In May 2011, the Financial Accounting Standards Board ("FASB") issued Accounting Standards Update No. 2011-04, Financial Value Measurement (Topic 820): Amendments to Achieve Common Fair Value Measurement and Disclosure Requirements in U.S. GAAP and IFRSs ("ASU 2011-04"). ASU 2011-04 provides a consistent definition of fair value and aligns the fair value measurement and disclosure requirements between U.S. GAAP and International Financial Reporting Standards ("IFRS"). ASU 2011-04 clarifies the application of certain existing fair value measurement guidance and expands the disclosures for fair value measurements that are estimated using significant unobservable (Level 3) inputs. This ASU will be effective for the Company's first quarter of 2012 and should be applied prospectively. Early adoption is not permitted. The Company does not expect the adoption of ASU 2011-04 to have a material impact to the consolidated financial statements.

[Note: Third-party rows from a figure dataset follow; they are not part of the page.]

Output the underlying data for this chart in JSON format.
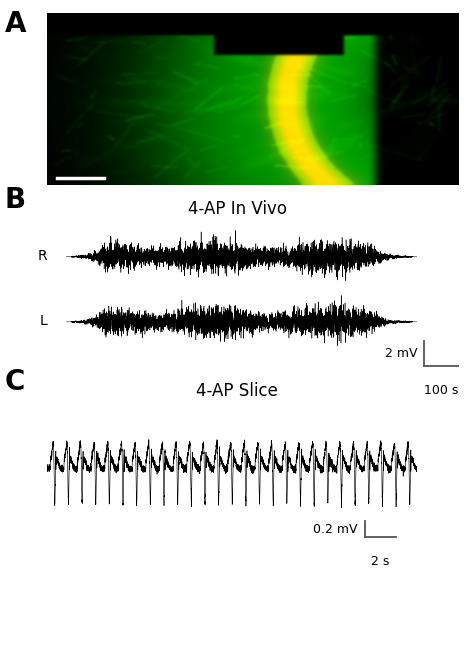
{
  "panel_A_label": "A",
  "panel_B_label": "B",
  "panel_C_label": "C",
  "title_B": "4-AP In Vivo",
  "title_C": "4-AP Slice",
  "scale_B_v": "2 mV",
  "scale_B_t": "100 s",
  "scale_C_v": "0.2 mV",
  "scale_C_t": "2 s",
  "label_R": "R",
  "label_L": "L",
  "bg_color": "#ffffff",
  "trace_color": "#000000",
  "label_fontsize": 20,
  "title_fontsize": 12,
  "scalebar_fontsize": 9,
  "fig_width": 4.74,
  "fig_height": 6.51
}
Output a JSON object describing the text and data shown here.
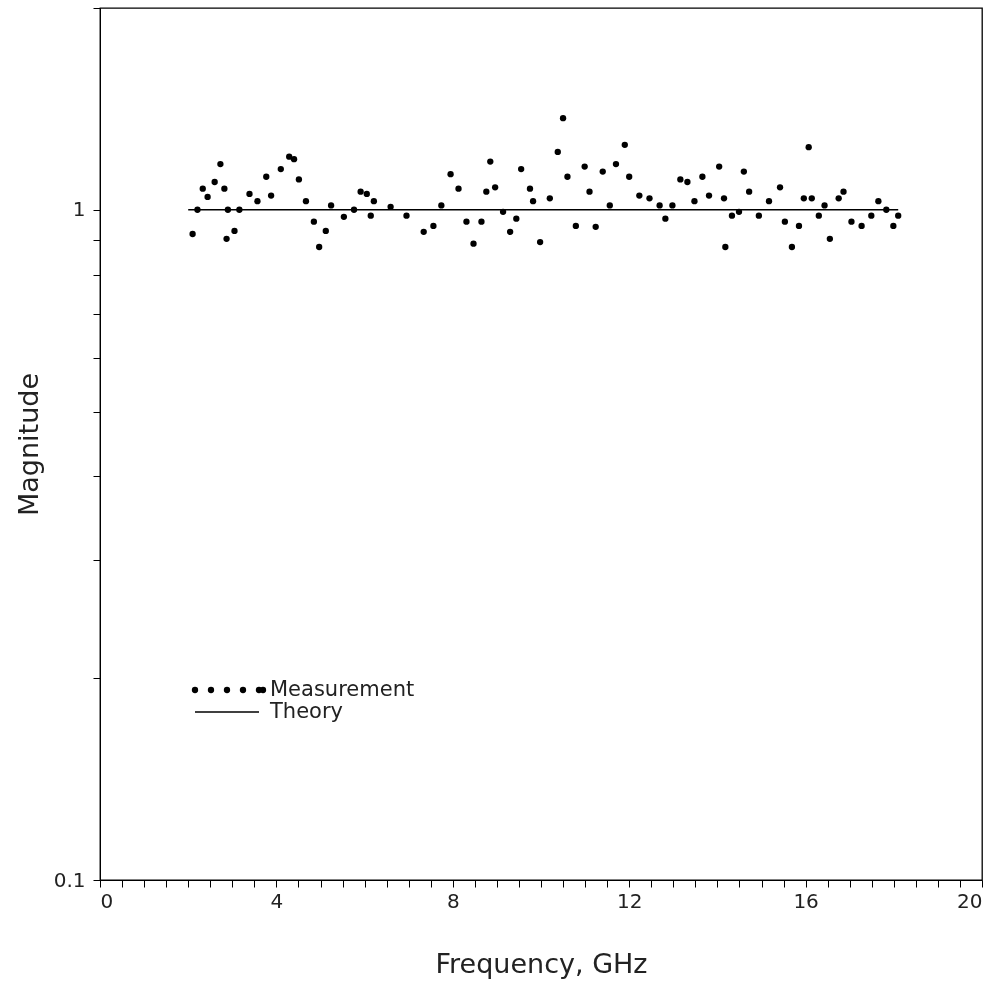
{
  "chart_data": {
    "type": "scatter",
    "xlabel": "Frequency, GHz",
    "ylabel": "Magnitude",
    "log": "y",
    "grid": false,
    "legend": "bottom left",
    "xlim": [
      0,
      20
    ],
    "ylim": [
      0.1,
      2
    ],
    "xticks": [
      0,
      {
        "value": 0.5,
        "label": null
      },
      {
        "value": 1,
        "label": null
      },
      {
        "value": 1.5,
        "label": null
      },
      {
        "value": 2,
        "label": null
      },
      {
        "value": 2.5,
        "label": null
      },
      {
        "value": 3,
        "label": null
      },
      {
        "value": 3.5,
        "label": null
      },
      4,
      {
        "value": 4.5,
        "label": null
      },
      {
        "value": 5,
        "label": null
      },
      {
        "value": 5.5,
        "label": null
      },
      {
        "value": 6,
        "label": null
      },
      {
        "value": 6.5,
        "label": null
      },
      {
        "value": 7,
        "label": null
      },
      {
        "value": 7.5,
        "label": null
      },
      8,
      {
        "value": 8.5,
        "label": null
      },
      {
        "value": 9,
        "label": null
      },
      {
        "value": 9.5,
        "label": null
      },
      {
        "value": 10,
        "label": null
      },
      {
        "value": 10.5,
        "label": null
      },
      {
        "value": 11,
        "label": null
      },
      {
        "value": 11.5,
        "label": null
      },
      12,
      {
        "value": 12.5,
        "label": null
      },
      {
        "value": 13,
        "label": null
      },
      {
        "value": 13.5,
        "label": null
      },
      {
        "value": 14,
        "label": null
      },
      {
        "value": 14.5,
        "label": null
      },
      {
        "value": 15,
        "label": null
      },
      {
        "value": 15.5,
        "label": null
      },
      16,
      {
        "value": 16.5,
        "label": null
      },
      {
        "value": 17,
        "label": null
      },
      {
        "value": 17.5,
        "label": null
      },
      {
        "value": 18,
        "label": null
      },
      {
        "value": 18.5,
        "label": null
      },
      {
        "value": 19,
        "label": null
      },
      {
        "value": 19.5,
        "label": null
      },
      20
    ],
    "yticks": [
      0.1,
      {
        "value": 0.2,
        "label": null
      },
      {
        "value": 0.3,
        "label": null
      },
      {
        "value": 0.4,
        "label": null
      },
      {
        "value": 0.5,
        "label": null
      },
      {
        "value": 0.6,
        "label": null
      },
      {
        "value": 0.7,
        "label": null
      },
      {
        "value": 0.8,
        "label": null
      },
      {
        "value": 0.9,
        "label": null
      },
      1,
      {
        "value": 2,
        "label": null
      }
    ],
    "series": [
      {
        "name": "Measurement",
        "marker": "circle",
        "color": "#000000",
        "x": [
          2.1,
          2.21,
          2.33,
          2.44,
          2.6,
          2.73,
          2.82,
          2.87,
          2.9,
          3.05,
          3.16,
          3.39,
          3.57,
          3.77,
          3.88,
          4.1,
          4.29,
          4.4,
          4.51,
          4.67,
          4.85,
          4.97,
          5.12,
          5.24,
          5.53,
          5.76,
          5.91,
          6.05,
          6.14,
          6.21,
          6.59,
          6.95,
          7.34,
          7.56,
          7.74,
          7.95,
          8.13,
          8.31,
          8.47,
          8.65,
          8.76,
          8.85,
          8.96,
          9.14,
          9.3,
          9.44,
          9.55,
          9.75,
          9.82,
          9.98,
          10.2,
          10.38,
          10.5,
          10.6,
          10.79,
          10.99,
          11.1,
          11.24,
          11.4,
          11.56,
          11.7,
          11.9,
          12.0,
          12.23,
          12.46,
          12.69,
          12.82,
          12.98,
          13.16,
          13.32,
          13.48,
          13.66,
          13.81,
          14.04,
          14.15,
          14.18,
          14.33,
          14.49,
          14.6,
          14.72,
          14.94,
          15.17,
          15.42,
          15.53,
          15.69,
          15.85,
          15.96,
          16.07,
          16.14,
          16.3,
          16.43,
          16.55,
          16.75,
          16.86,
          17.04,
          17.27,
          17.49,
          17.65,
          17.83,
          17.99,
          18.1
        ],
        "values": [
          0.92,
          1.0,
          1.075,
          1.045,
          1.1,
          1.17,
          1.075,
          0.905,
          1.0,
          0.93,
          1.0,
          1.056,
          1.03,
          1.12,
          1.05,
          1.15,
          1.2,
          1.19,
          1.11,
          1.03,
          0.96,
          0.88,
          0.93,
          1.015,
          0.976,
          1.0,
          1.064,
          1.056,
          0.98,
          1.03,
          1.01,
          0.98,
          0.927,
          0.946,
          1.015,
          1.13,
          1.075,
          0.96,
          0.89,
          0.96,
          1.064,
          1.18,
          1.08,
          0.993,
          0.927,
          0.97,
          1.15,
          1.075,
          1.03,
          0.895,
          1.04,
          1.22,
          1.37,
          1.12,
          0.946,
          1.16,
          1.064,
          0.943,
          1.14,
          1.015,
          1.17,
          1.25,
          1.12,
          1.05,
          1.04,
          1.015,
          0.97,
          1.015,
          1.11,
          1.1,
          1.03,
          1.12,
          1.05,
          1.16,
          1.04,
          0.88,
          0.98,
          0.993,
          1.14,
          1.064,
          0.98,
          1.03,
          1.08,
          0.96,
          0.88,
          0.946,
          1.04,
          1.24,
          1.04,
          0.98,
          1.015,
          0.905,
          1.04,
          1.064,
          0.96,
          0.946,
          0.98,
          1.03,
          1.0,
          0.946,
          0.98
        ]
      },
      {
        "name": "Theory",
        "type": "line",
        "line_style": "solid",
        "color": "#000000",
        "x": [
          2.0,
          18.1
        ],
        "values": [
          1,
          1
        ]
      }
    ]
  }
}
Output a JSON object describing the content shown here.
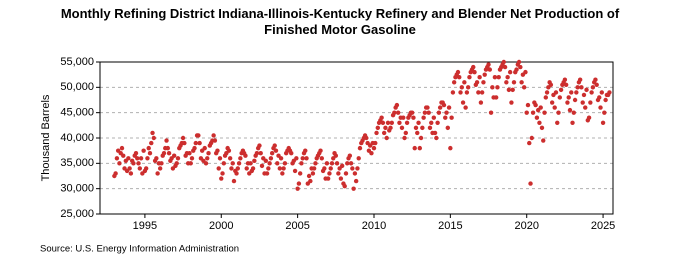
{
  "chart_data": {
    "type": "scatter",
    "title": "Monthly Refining District Indiana-Illinois-Kentucky Refinery and Blender Net Production of Finished Motor Gasoline",
    "y_label": "Thousand Barrels",
    "source": "Source: U.S. Energy Information Administration",
    "xlim": [
      1992.06,
      2025.65
    ],
    "xticks": [
      1995,
      2000,
      2005,
      2010,
      2015,
      2020,
      2025
    ],
    "ylim": [
      25000,
      55000
    ],
    "yticks": [
      {
        "value": 25000,
        "label": "25,000"
      },
      {
        "value": 30000,
        "label": "30,000"
      },
      {
        "value": 35000,
        "label": "35,000"
      },
      {
        "value": 40000,
        "label": "40,000"
      },
      {
        "value": 45000,
        "label": "45,000"
      },
      {
        "value": 50000,
        "label": "50,000"
      },
      {
        "value": 55000,
        "label": "55,000"
      }
    ],
    "grid": true,
    "color": "#cc2e2e",
    "x": [
      1993,
      1993.083,
      1993.167,
      1993.25,
      1993.333,
      1993.417,
      1993.5,
      1993.583,
      1993.667,
      1993.75,
      1993.833,
      1993.917,
      1994,
      1994.083,
      1994.167,
      1994.25,
      1994.333,
      1994.417,
      1994.5,
      1994.583,
      1994.667,
      1994.75,
      1994.833,
      1994.917,
      1995,
      1995.083,
      1995.167,
      1995.25,
      1995.333,
      1995.417,
      1995.5,
      1995.583,
      1995.667,
      1995.75,
      1995.833,
      1995.917,
      1996,
      1996.083,
      1996.167,
      1996.25,
      1996.333,
      1996.417,
      1996.5,
      1996.583,
      1996.667,
      1996.75,
      1996.833,
      1996.917,
      1997,
      1997.083,
      1997.167,
      1997.25,
      1997.333,
      1997.417,
      1997.5,
      1997.583,
      1997.667,
      1997.75,
      1997.833,
      1997.917,
      1998,
      1998.083,
      1998.167,
      1998.25,
      1998.333,
      1998.417,
      1998.5,
      1998.583,
      1998.667,
      1998.75,
      1998.833,
      1998.917,
      1999,
      1999.083,
      1999.167,
      1999.25,
      1999.333,
      1999.417,
      1999.5,
      1999.583,
      1999.667,
      1999.75,
      1999.833,
      1999.917,
      2000,
      2000.083,
      2000.167,
      2000.25,
      2000.333,
      2000.417,
      2000.5,
      2000.583,
      2000.667,
      2000.75,
      2000.833,
      2000.917,
      2001,
      2001.083,
      2001.167,
      2001.25,
      2001.333,
      2001.417,
      2001.5,
      2001.583,
      2001.667,
      2001.75,
      2001.833,
      2001.917,
      2002,
      2002.083,
      2002.167,
      2002.25,
      2002.333,
      2002.417,
      2002.5,
      2002.583,
      2002.667,
      2002.75,
      2002.833,
      2002.917,
      2003,
      2003.083,
      2003.167,
      2003.25,
      2003.333,
      2003.417,
      2003.5,
      2003.583,
      2003.667,
      2003.75,
      2003.833,
      2003.917,
      2004,
      2004.083,
      2004.167,
      2004.25,
      2004.333,
      2004.417,
      2004.5,
      2004.583,
      2004.667,
      2004.75,
      2004.833,
      2004.917,
      2005,
      2005.083,
      2005.167,
      2005.25,
      2005.333,
      2005.417,
      2005.5,
      2005.583,
      2005.667,
      2005.75,
      2005.833,
      2005.917,
      2006,
      2006.083,
      2006.167,
      2006.25,
      2006.333,
      2006.417,
      2006.5,
      2006.583,
      2006.667,
      2006.75,
      2006.833,
      2006.917,
      2007,
      2007.083,
      2007.167,
      2007.25,
      2007.333,
      2007.417,
      2007.5,
      2007.583,
      2007.667,
      2007.75,
      2007.833,
      2007.917,
      2008,
      2008.083,
      2008.167,
      2008.25,
      2008.333,
      2008.417,
      2008.5,
      2008.583,
      2008.667,
      2008.75,
      2008.833,
      2008.917,
      2009,
      2009.083,
      2009.167,
      2009.25,
      2009.333,
      2009.417,
      2009.5,
      2009.583,
      2009.667,
      2009.75,
      2009.833,
      2009.917,
      2010,
      2010.083,
      2010.167,
      2010.25,
      2010.333,
      2010.417,
      2010.5,
      2010.583,
      2010.667,
      2010.75,
      2010.833,
      2010.917,
      2011,
      2011.083,
      2011.167,
      2011.25,
      2011.333,
      2011.417,
      2011.5,
      2011.583,
      2011.667,
      2011.75,
      2011.833,
      2011.917,
      2012,
      2012.083,
      2012.167,
      2012.25,
      2012.333,
      2012.417,
      2012.5,
      2012.583,
      2012.667,
      2012.75,
      2012.833,
      2012.917,
      2013,
      2013.083,
      2013.167,
      2013.25,
      2013.333,
      2013.417,
      2013.5,
      2013.583,
      2013.667,
      2013.75,
      2013.833,
      2013.917,
      2014,
      2014.083,
      2014.167,
      2014.25,
      2014.333,
      2014.417,
      2014.5,
      2014.583,
      2014.667,
      2014.75,
      2014.833,
      2014.917,
      2015,
      2015.083,
      2015.167,
      2015.25,
      2015.333,
      2015.417,
      2015.5,
      2015.583,
      2015.667,
      2015.75,
      2015.833,
      2015.917,
      2016,
      2016.083,
      2016.167,
      2016.25,
      2016.333,
      2016.417,
      2016.5,
      2016.583,
      2016.667,
      2016.75,
      2016.833,
      2016.917,
      2017,
      2017.083,
      2017.167,
      2017.25,
      2017.333,
      2017.417,
      2017.5,
      2017.583,
      2017.667,
      2017.75,
      2017.833,
      2017.917,
      2018,
      2018.083,
      2018.167,
      2018.25,
      2018.333,
      2018.417,
      2018.5,
      2018.583,
      2018.667,
      2018.75,
      2018.833,
      2018.917,
      2019,
      2019.083,
      2019.167,
      2019.25,
      2019.333,
      2019.417,
      2019.5,
      2019.583,
      2019.667,
      2019.75,
      2019.833,
      2019.917,
      2020,
      2020.083,
      2020.167,
      2020.25,
      2020.333,
      2020.417,
      2020.5,
      2020.583,
      2020.667,
      2020.75,
      2020.833,
      2020.917,
      2021,
      2021.083,
      2021.167,
      2021.25,
      2021.333,
      2021.417,
      2021.5,
      2021.583,
      2021.667,
      2021.75,
      2021.833,
      2021.917,
      2022,
      2022.083,
      2022.167,
      2022.25,
      2022.333,
      2022.417,
      2022.5,
      2022.583,
      2022.667,
      2022.75,
      2022.833,
      2022.917,
      2023,
      2023.083,
      2023.167,
      2023.25,
      2023.333,
      2023.417,
      2023.5,
      2023.583,
      2023.667,
      2023.75,
      2023.833,
      2023.917,
      2024,
      2024.083,
      2024.167,
      2024.25,
      2024.333,
      2024.417,
      2024.5,
      2024.583,
      2024.667,
      2024.75,
      2024.833,
      2024.917,
      2025,
      2025.083,
      2025.167,
      2025.25,
      2025.333,
      2025.417
    ],
    "values": [
      32500,
      33000,
      36000,
      37500,
      35000,
      37000,
      38000,
      36500,
      34000,
      35500,
      33500,
      36000,
      34000,
      33000,
      35500,
      35000,
      36500,
      37000,
      36000,
      35000,
      34000,
      36000,
      33000,
      37500,
      33500,
      34000,
      36000,
      38000,
      37000,
      39000,
      41000,
      40000,
      35500,
      36000,
      33000,
      35000,
      34000,
      35000,
      36500,
      37000,
      38000,
      39500,
      38000,
      37000,
      35500,
      36000,
      34000,
      36500,
      34500,
      35000,
      36000,
      38000,
      38500,
      39000,
      40000,
      39000,
      36500,
      37000,
      35000,
      37000,
      35000,
      36000,
      37500,
      38000,
      39000,
      40500,
      40500,
      39000,
      36000,
      37500,
      35500,
      38000,
      35000,
      36000,
      37000,
      38500,
      39000,
      39500,
      40500,
      39500,
      37000,
      37500,
      34000,
      36000,
      32000,
      33000,
      35000,
      36500,
      37000,
      38000,
      37500,
      36000,
      34000,
      35000,
      31500,
      33500,
      33000,
      34000,
      35000,
      36000,
      37000,
      37500,
      37000,
      36500,
      34000,
      35000,
      33000,
      35000,
      33500,
      34000,
      35500,
      36500,
      37000,
      38000,
      38500,
      37000,
      34500,
      36000,
      33000,
      35500,
      33000,
      34000,
      35000,
      36000,
      37000,
      38000,
      38500,
      37500,
      35000,
      36500,
      34000,
      36000,
      33000,
      34000,
      35000,
      37000,
      37500,
      38000,
      37500,
      37000,
      35000,
      35500,
      33500,
      36000,
      30000,
      31000,
      33000,
      35000,
      36000,
      37000,
      37500,
      36000,
      31000,
      32500,
      31500,
      34000,
      33000,
      34000,
      35000,
      36000,
      36500,
      37000,
      37500,
      36000,
      33500,
      34000,
      32000,
      35000,
      32000,
      33000,
      34000,
      35000,
      36000,
      37000,
      36500,
      35000,
      33000,
      34000,
      32000,
      34500,
      31000,
      30500,
      33000,
      35000,
      36000,
      36500,
      35000,
      34000,
      30000,
      33000,
      31500,
      34000,
      36000,
      38000,
      39000,
      39500,
      40000,
      40500,
      40000,
      39000,
      37500,
      38500,
      37000,
      39000,
      38000,
      39000,
      41000,
      42000,
      43000,
      43500,
      44000,
      43000,
      41000,
      42000,
      40000,
      43000,
      41500,
      42000,
      43000,
      44500,
      45000,
      46000,
      46500,
      45000,
      43000,
      44000,
      42000,
      44000,
      40000,
      41000,
      43000,
      44000,
      44500,
      45000,
      45000,
      44000,
      38000,
      42000,
      41000,
      43000,
      38000,
      40000,
      42000,
      44000,
      45000,
      46000,
      46000,
      45000,
      42000,
      43000,
      41000,
      44000,
      41000,
      40000,
      43000,
      45000,
      46000,
      47000,
      47000,
      46500,
      44000,
      45000,
      42000,
      46000,
      38000,
      44000,
      49000,
      51000,
      52000,
      52500,
      53000,
      52000,
      49000,
      50000,
      47000,
      51000,
      46000,
      49000,
      50000,
      52000,
      53000,
      53500,
      54000,
      53000,
      50500,
      51000,
      49000,
      52000,
      47000,
      49000,
      51000,
      52500,
      53500,
      54000,
      54500,
      53500,
      45000,
      50000,
      48000,
      52000,
      48000,
      50000,
      52000,
      53500,
      54000,
      54500,
      55000,
      54000,
      51000,
      52000,
      49500,
      53000,
      47000,
      49500,
      51000,
      53000,
      53500,
      54500,
      55000,
      54000,
      51000,
      52500,
      50000,
      53000,
      45000,
      46500,
      39000,
      31000,
      40000,
      45000,
      47000,
      46500,
      44000,
      45500,
      43000,
      46000,
      42000,
      39500,
      45000,
      48000,
      49000,
      50000,
      51000,
      50500,
      47000,
      48500,
      46000,
      49000,
      43000,
      45000,
      48000,
      49500,
      50500,
      51000,
      51500,
      50500,
      47000,
      48000,
      45500,
      49000,
      43000,
      45000,
      47500,
      49000,
      50000,
      51000,
      51500,
      50000,
      47000,
      48500,
      46000,
      49500,
      43500,
      44000,
      47000,
      49000,
      50000,
      51000,
      51500,
      50500,
      47500,
      48000,
      46000,
      49000,
      43000,
      45000,
      47500,
      48500,
      48500,
      49000
    ]
  }
}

In June 2011, the FASB issued Accounting Standards Update No. 2011-05, Comprehensive Income (Topic 220): Presentation of Comprehensive Income. ASU 2011-05 requires an entity to present the total of comprehensive income, the components of net income, and the components of other comprehensive income either in a single continuous statement of comprehensive income or in two separate but consecutive statements. ASU 2011-05 eliminates the option to present other comprehensive income as part of the statement of stockholders' equity. This ASU will be effective for the Company's first quarter of 2012 and should be applied retrospectively. Early adoption is permitted. The Company does not expect its adoption of ASU 2011-05 to have a material impact to the consolidated financial statements.